Most successful suicides have been planning it for some time. They often give subtle clues like tidying up their desk, ensuring that their papers are in order, giving away significant objects to special people, and so on.
Do not believe the dangerous old wives’ tale that if a person talks about suicide it means he or she will never actually do it. This is not true-as thousands of distraught families can testify. Eighty per cent of successful suicides have talked about it before, sometimes even to their doctors. Talk about suicide should always be taken seriously. Seek medical help.
• Someone who has tried to kill themselves before is at special risk, so be very much more aware of the danger. It has been estimated that 2 million Americans who are alive today have tried to kill themselves. This is a vast pool of potential suicides.
• Be aware of how people do it so you can protect those around you as far as possible. In the UK the vast majority of suicides occur with drugs; in the US guns feature prominently. Men by and large go for more bravado whilst women nearly always take tablets.
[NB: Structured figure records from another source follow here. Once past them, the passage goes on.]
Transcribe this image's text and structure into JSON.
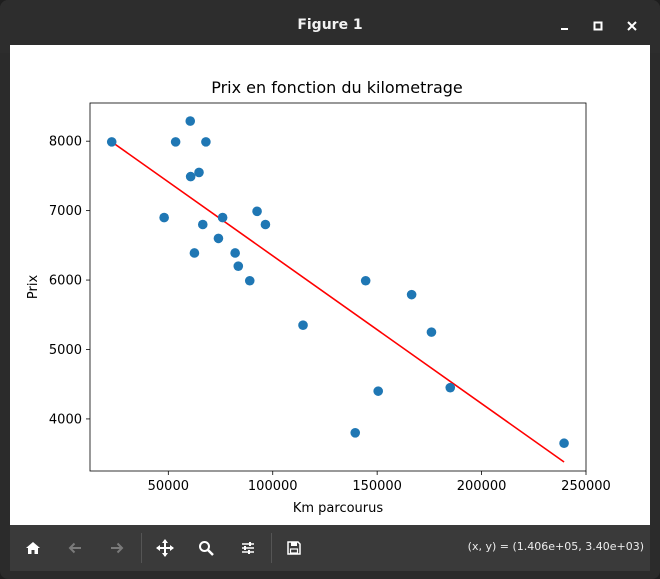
{
  "window": {
    "title": "Figure 1",
    "controls": [
      "minimize-icon",
      "maximize-icon",
      "close-icon"
    ]
  },
  "toolbar": {
    "buttons": [
      {
        "name": "home-button",
        "icon": "home-icon"
      },
      {
        "name": "back-button",
        "icon": "arrow-left-icon"
      },
      {
        "name": "forward-button",
        "icon": "arrow-right-icon"
      },
      {
        "name": "pan-button",
        "icon": "move-icon"
      },
      {
        "name": "zoom-button",
        "icon": "zoom-icon"
      },
      {
        "name": "configure-subplots-button",
        "icon": "sliders-icon"
      },
      {
        "name": "save-button",
        "icon": "save-icon"
      }
    ],
    "coords": "(x, y) = (1.406e+05, 3.40e+03)"
  },
  "colors": {
    "scatter": "#1f77b4",
    "line": "#ff0000",
    "titlebar": "#2d2d2d",
    "toolbar": "#3a3a3a"
  },
  "chart_data": {
    "type": "scatter",
    "title": "Prix en fonction du kilometrage",
    "xlabel": "Km parcourus",
    "ylabel": "Prix",
    "xlim": [
      12500,
      250000
    ],
    "ylim": [
      3250,
      8550
    ],
    "xticks": [
      50000,
      100000,
      150000,
      200000,
      250000
    ],
    "yticks": [
      4000,
      5000,
      6000,
      7000,
      8000
    ],
    "grid": false,
    "points": [
      [
        22900,
        7990
      ],
      [
        48000,
        6900
      ],
      [
        53500,
        7990
      ],
      [
        60500,
        8290
      ],
      [
        60700,
        7490
      ],
      [
        62500,
        6390
      ],
      [
        64700,
        7550
      ],
      [
        66500,
        6800
      ],
      [
        68000,
        7990
      ],
      [
        74000,
        6600
      ],
      [
        76000,
        6900
      ],
      [
        82000,
        6390
      ],
      [
        83500,
        6200
      ],
      [
        89000,
        5990
      ],
      [
        92500,
        6990
      ],
      [
        96500,
        6800
      ],
      [
        114500,
        5350
      ],
      [
        139500,
        3800
      ],
      [
        144500,
        5990
      ],
      [
        150500,
        4400
      ],
      [
        166500,
        5790
      ],
      [
        176000,
        5250
      ],
      [
        185000,
        4450
      ],
      [
        239500,
        3650
      ]
    ],
    "fit_line": {
      "x": [
        22900,
        239500
      ],
      "y": [
        7990,
        3380
      ]
    }
  }
}
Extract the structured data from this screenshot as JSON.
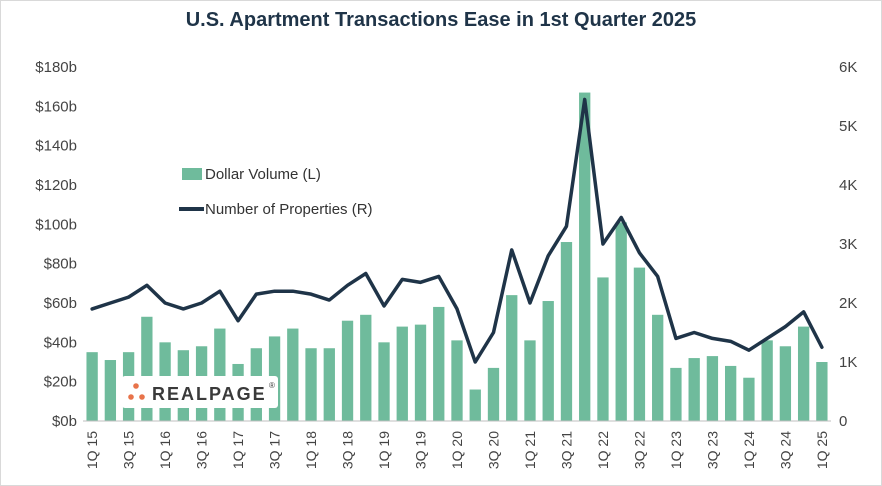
{
  "chart_data": {
    "type": "bar+line",
    "title": "U.S. Apartment Transactions Ease in 1st Quarter 2025",
    "categories": [
      "1Q 15",
      "2Q 15",
      "3Q 15",
      "4Q 15",
      "1Q 16",
      "2Q 16",
      "3Q 16",
      "4Q 16",
      "1Q 17",
      "2Q 17",
      "3Q 17",
      "4Q 17",
      "1Q 18",
      "2Q 18",
      "3Q 18",
      "4Q 18",
      "1Q 19",
      "2Q 19",
      "3Q 19",
      "4Q 19",
      "1Q 20",
      "2Q 20",
      "3Q 20",
      "4Q 20",
      "1Q 21",
      "2Q 21",
      "3Q 21",
      "4Q 21",
      "1Q 22",
      "2Q 22",
      "3Q 22",
      "4Q 22",
      "1Q 23",
      "2Q 23",
      "3Q 23",
      "4Q 23",
      "1Q 24",
      "2Q 24",
      "3Q 24",
      "4Q 24",
      "1Q 25"
    ],
    "x_tick_labels": [
      "1Q 15",
      "3Q 15",
      "1Q 16",
      "3Q 16",
      "1Q 17",
      "3Q 17",
      "1Q 18",
      "3Q 18",
      "1Q 19",
      "3Q 19",
      "1Q 20",
      "3Q 20",
      "1Q 21",
      "3Q 21",
      "1Q 22",
      "3Q 22",
      "1Q 23",
      "3Q 23",
      "1Q 24",
      "3Q 24",
      "1Q 25"
    ],
    "series": [
      {
        "name": "Dollar Volume (L)",
        "type": "bar",
        "axis": "left",
        "color": "#6fbb9c",
        "values": [
          35,
          31,
          35,
          53,
          40,
          36,
          38,
          47,
          29,
          37,
          43,
          47,
          37,
          37,
          51,
          54,
          40,
          48,
          49,
          58,
          41,
          16,
          27,
          64,
          41,
          61,
          91,
          167,
          73,
          101,
          78,
          54,
          27,
          32,
          33,
          28,
          22,
          41,
          38,
          48,
          30
        ]
      },
      {
        "name": "Number of Properties (R)",
        "type": "line",
        "axis": "right",
        "color": "#1f3448",
        "values": [
          1.9,
          2.0,
          2.1,
          2.3,
          2.0,
          1.9,
          2.0,
          2.2,
          1.7,
          2.15,
          2.2,
          2.2,
          2.15,
          2.05,
          2.3,
          2.5,
          1.95,
          2.4,
          2.35,
          2.45,
          1.9,
          1.0,
          1.5,
          2.9,
          2.0,
          2.8,
          3.3,
          5.45,
          3.0,
          3.45,
          2.85,
          2.45,
          1.4,
          1.5,
          1.4,
          1.35,
          1.2,
          1.4,
          1.6,
          1.85,
          1.25
        ]
      }
    ],
    "y_left": {
      "ticks": [
        "$0b",
        "$20b",
        "$40b",
        "$60b",
        "$80b",
        "$100b",
        "$120b",
        "$140b",
        "$160b",
        "$180b"
      ],
      "ylim": [
        0,
        180
      ]
    },
    "y_right": {
      "ticks": [
        "0",
        "1K",
        "2K",
        "3K",
        "4K",
        "5K",
        "6K"
      ],
      "ylim": [
        0,
        6
      ]
    },
    "legend_placement": "upper-left",
    "grid": false
  },
  "logo": {
    "text": "REALPAGE",
    "trademark": "®",
    "dot_color": "#e8734a"
  }
}
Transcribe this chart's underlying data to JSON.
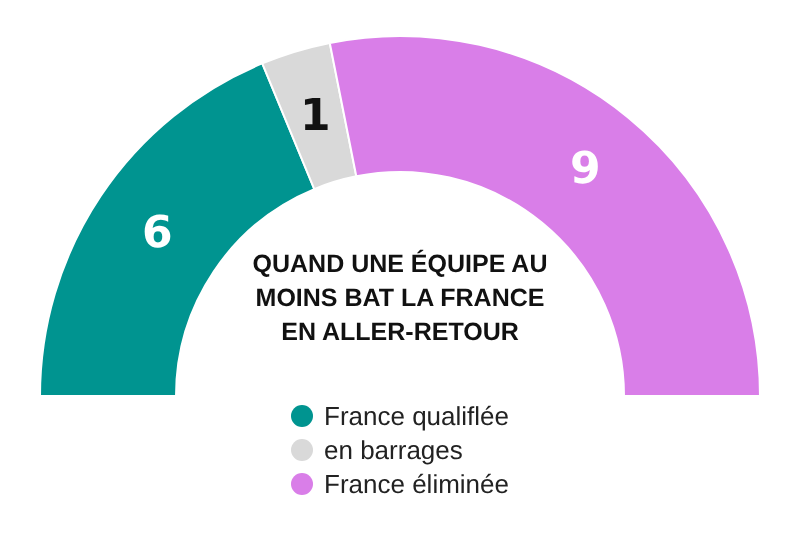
{
  "chart_data": {
    "type": "donut",
    "title": "QUAND UNE ÉQUIPE AU MOINS BAT LA FRANCE EN ALLER-RETOUR",
    "categories": [
      "France qualiflée",
      "en barrages",
      "France éliminée"
    ],
    "values": [
      6,
      1,
      9
    ],
    "colors": [
      "#009490",
      "#d9d9d9",
      "#d97ee8"
    ],
    "data_labels": true,
    "legend": "bottom"
  }
}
Most suicides occur in the spring (six months after the most common month for the onset of depression-September). May is the peak month for suicides. Many people also commit suicide near Christmas. Traditionally, Monday has been a prominent day for suicides-possibly something to do with the Monday Blues. Though treatment for depression can prevent suicide, the four months after release from hospital are the most dangerous period for potentially suicidal people. They feel more active now that their depression is better, and have the energy to kill themselves. Most people commit suicide at home, mainly in the morning.
The Samaritans, a nationwide telephone help organisation for those in crisis, has probably been responsible for preventing more suicides than anything else. People who feel depressed can talk to a compassionate, yet disinterested, person down the telephone line, and this undoubtedly stops many from actively doing anything. The telephone number is in the local directory and they can be phoned twenty-four hours a day.
Researchers have tried to develop blood tests that could predict a suicidal tendency in ‘at risk’ populations but these efforts have not met with much success. Several studies have linked the severity of depression with the urine output of various natural body steroids and others have looked at blood changes. Unfortunately, there are no predictive tests available yet.
• Treating depression seriously and well is clearly the best overall practical preventive measure against suicide.